Rather disingenuously, carelessly even, in this reviewer’s opinion. His thin portrayal of adultery with paper-cut-out characters, his shallow handling of depression, lacks the cohesion of a whole. The religious heft intimated by biblical opening quotes fails to materialise, the sex is aggressive and gratuitous, the language flat or clichéd.

While the better-written and more authentic-feeling final 30 pages offer the basis of a novella of sincere intent, they are adrift from the rest. The beauty of St. Paul’s Letter to the Corinthians no more earns its place than does a (skewed) retelling of the famous ghost-story competition of Byron and the Shelleys in Villa Diodati by Geneva, the city setting for Coelho’s novel.

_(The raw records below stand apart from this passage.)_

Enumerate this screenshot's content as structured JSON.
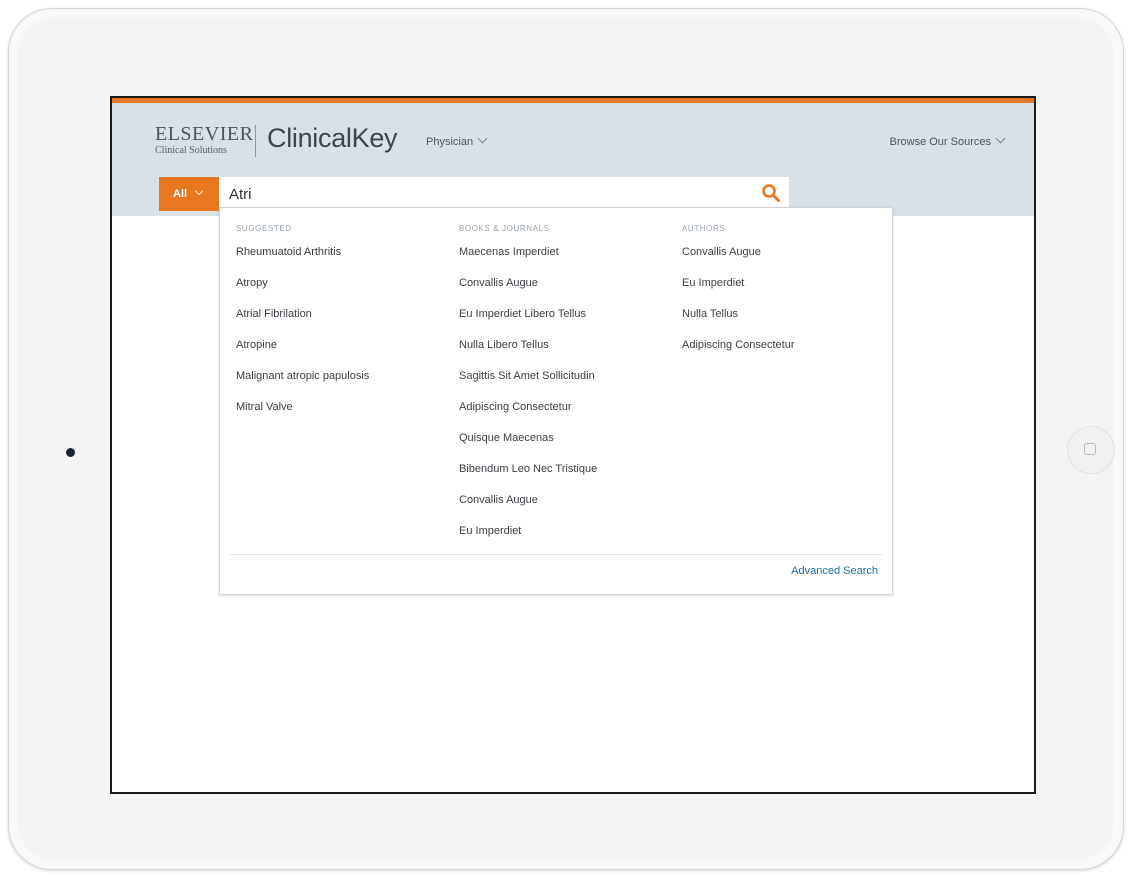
{
  "header": {
    "brand": "ELSEVIER",
    "brand_sub": "Clinical Solutions",
    "product": "ClinicalKey",
    "role_menu": "Physician",
    "browse_menu": "Browse Our Sources"
  },
  "search": {
    "scope": "All",
    "query": "Atri",
    "icon": "search-icon",
    "accent_color": "#e87722"
  },
  "dropdown": {
    "suggested": {
      "heading": "SUGGESTED",
      "items": [
        "Rheumuatoid Arthritis",
        "Atropy",
        "Atrial Fibrilation",
        "Atropine",
        "Malignant atropic papulosis",
        "Mitral Valve"
      ]
    },
    "books": {
      "heading": "BOOKS & JOURNALS",
      "items": [
        "Maecenas Imperdiet",
        "Convallis Augue",
        "Eu Imperdiet Libero Tellus",
        "Nulla Libero Tellus",
        "Sagittis Sit Amet Sollicitudin",
        "Adipiscing Consectetur",
        "Quisque Maecenas",
        "Bibendum Leo Nec Tristique",
        "Convallis Augue",
        "Eu Imperdiet"
      ]
    },
    "authors": {
      "heading": "AUTHORS",
      "items": [
        "Convallis Augue",
        "Eu Imperdiet",
        "Nulla Tellus",
        "Adipiscing Consectetur"
      ]
    },
    "advanced_search": "Advanced Search"
  }
}
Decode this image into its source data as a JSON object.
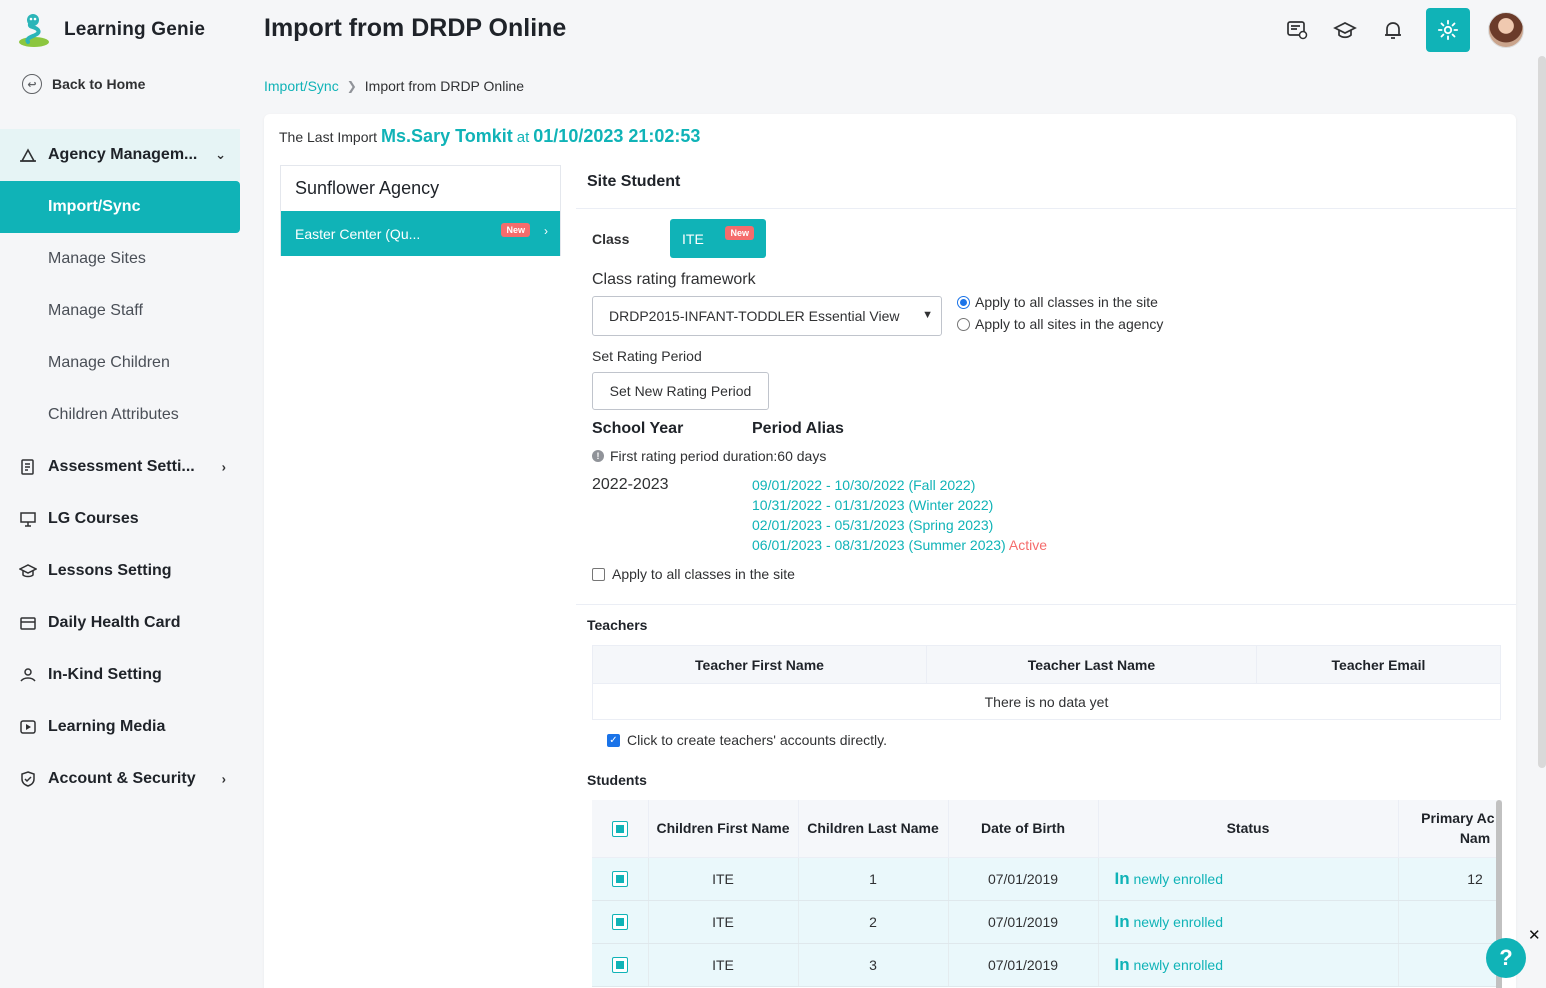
{
  "app": {
    "name": "Learning Genie"
  },
  "sidebar": {
    "back_label": "Back to Home",
    "group": {
      "label": "Agency Managem...",
      "items": [
        "Import/Sync",
        "Manage Sites",
        "Manage Staff",
        "Manage Children",
        "Children Attributes"
      ]
    },
    "items": [
      {
        "label": "Assessment Setti...",
        "icon": "assessment-icon"
      },
      {
        "label": "LG Courses",
        "icon": "presentation-icon"
      },
      {
        "label": "Lessons Setting",
        "icon": "graduation-cap-icon"
      },
      {
        "label": "Daily Health Card",
        "icon": "health-card-icon"
      },
      {
        "label": "In-Kind Setting",
        "icon": "hand-heart-icon"
      },
      {
        "label": "Learning Media",
        "icon": "play-icon"
      },
      {
        "label": "Account & Security",
        "icon": "shield-icon"
      }
    ]
  },
  "header": {
    "title": "Import from DRDP Online",
    "breadcrumb": {
      "parent": "Import/Sync",
      "current": "Import from DRDP Online"
    }
  },
  "last_import": {
    "prefix": "The Last Import",
    "user": "Ms.Sary Tomkit",
    "at": "at",
    "timestamp": "01/10/2023 21:02:53"
  },
  "agency": {
    "name": "Sunflower Agency",
    "site": "Easter Center (Qu...",
    "badge": "New"
  },
  "site_student": {
    "title": "Site Student",
    "class_label": "Class",
    "class_name": "ITE",
    "class_badge": "New",
    "framework_label": "Class rating framework",
    "framework_value": "DRDP2015-INFANT-TODDLER Essential View",
    "radio_site": "Apply to all classes in the site",
    "radio_agency": "Apply to all sites in the agency",
    "rating_label": "Set Rating Period",
    "rating_button": "Set New Rating Period",
    "school_year_head": "School Year",
    "period_alias_head": "Period Alias",
    "info": "First rating period duration:60 days",
    "year": "2022-2023",
    "periods": [
      "09/01/2022 - 10/30/2022 (Fall 2022)",
      "10/31/2022 - 01/31/2023 (Winter 2022)",
      "02/01/2023 - 05/31/2023 (Spring 2023)",
      "06/01/2023 - 08/31/2023 (Summer 2023)"
    ],
    "active_label": "Active",
    "apply_all": "Apply to all classes in the site"
  },
  "teachers": {
    "title": "Teachers",
    "columns": [
      "Teacher First Name",
      "Teacher Last Name",
      "Teacher Email"
    ],
    "empty": "There is no data yet",
    "create_accounts": "Click to create teachers' accounts directly."
  },
  "students": {
    "title": "Students",
    "columns": [
      "Children First Name",
      "Children Last Name",
      "Date of Birth",
      "Status",
      "Primary Ac First Nam"
    ],
    "rows": [
      {
        "first": "ITE",
        "last": "1",
        "dob": "07/01/2019",
        "status_in": "In",
        "status_text": "newly enrolled",
        "primary": "12"
      },
      {
        "first": "ITE",
        "last": "2",
        "dob": "07/01/2019",
        "status_in": "In",
        "status_text": "newly enrolled",
        "primary": ""
      },
      {
        "first": "ITE",
        "last": "3",
        "dob": "07/01/2019",
        "status_in": "In",
        "status_text": "newly enrolled",
        "primary": ""
      }
    ]
  },
  "help": {
    "label": "?",
    "close": "✕"
  },
  "colors": {
    "accent": "#10b3b7",
    "danger": "#f56c6c",
    "radio": "#1a73e8"
  }
}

Linda is a successful journalist married to a wealthy businessman who loves her. They have children. Life is sweet, but she is depressed. An interview, turned sexual encounter, with a teenage sweetheart galvanises her into a re-examination of her life and world-view. For a time she imagines herself in love and thinks his wife “precisely the kind of woman I would like to destroy pitilessly”. They meet for (rough) sex. Revisiting their honeymoon location in the Swiss mountains, husband and wife go paragliding, and she has a revelation.

This reader would be open to a moment of seeing the divine in Nature, of being reminded we are small beings part of a larger mysterious entity: “And the eagle tells me: ‘Come. You are heaven and earth, the wind and the clouds, the snow and the lakes.’” But, at odds with the words and actions gone before, the resolution is too glib, verging on the patronising.

At his best, Coelho obviously strikes a chord with his worldwide readership, The Alchemist regarded as a “life-enhancing” work containing genuine wisdom by many. Not wishing to belittle his previous achievements, an honest reading of his latest does, however, leave a strange aftertaste of falseness and a rushed job.

In an interview, Coelho said he knows it is time to write a new book when he happens upon another white feather. May the next white feather return him to a work of sincerity and the genuine insightfulness one searches for in vain in Adultery.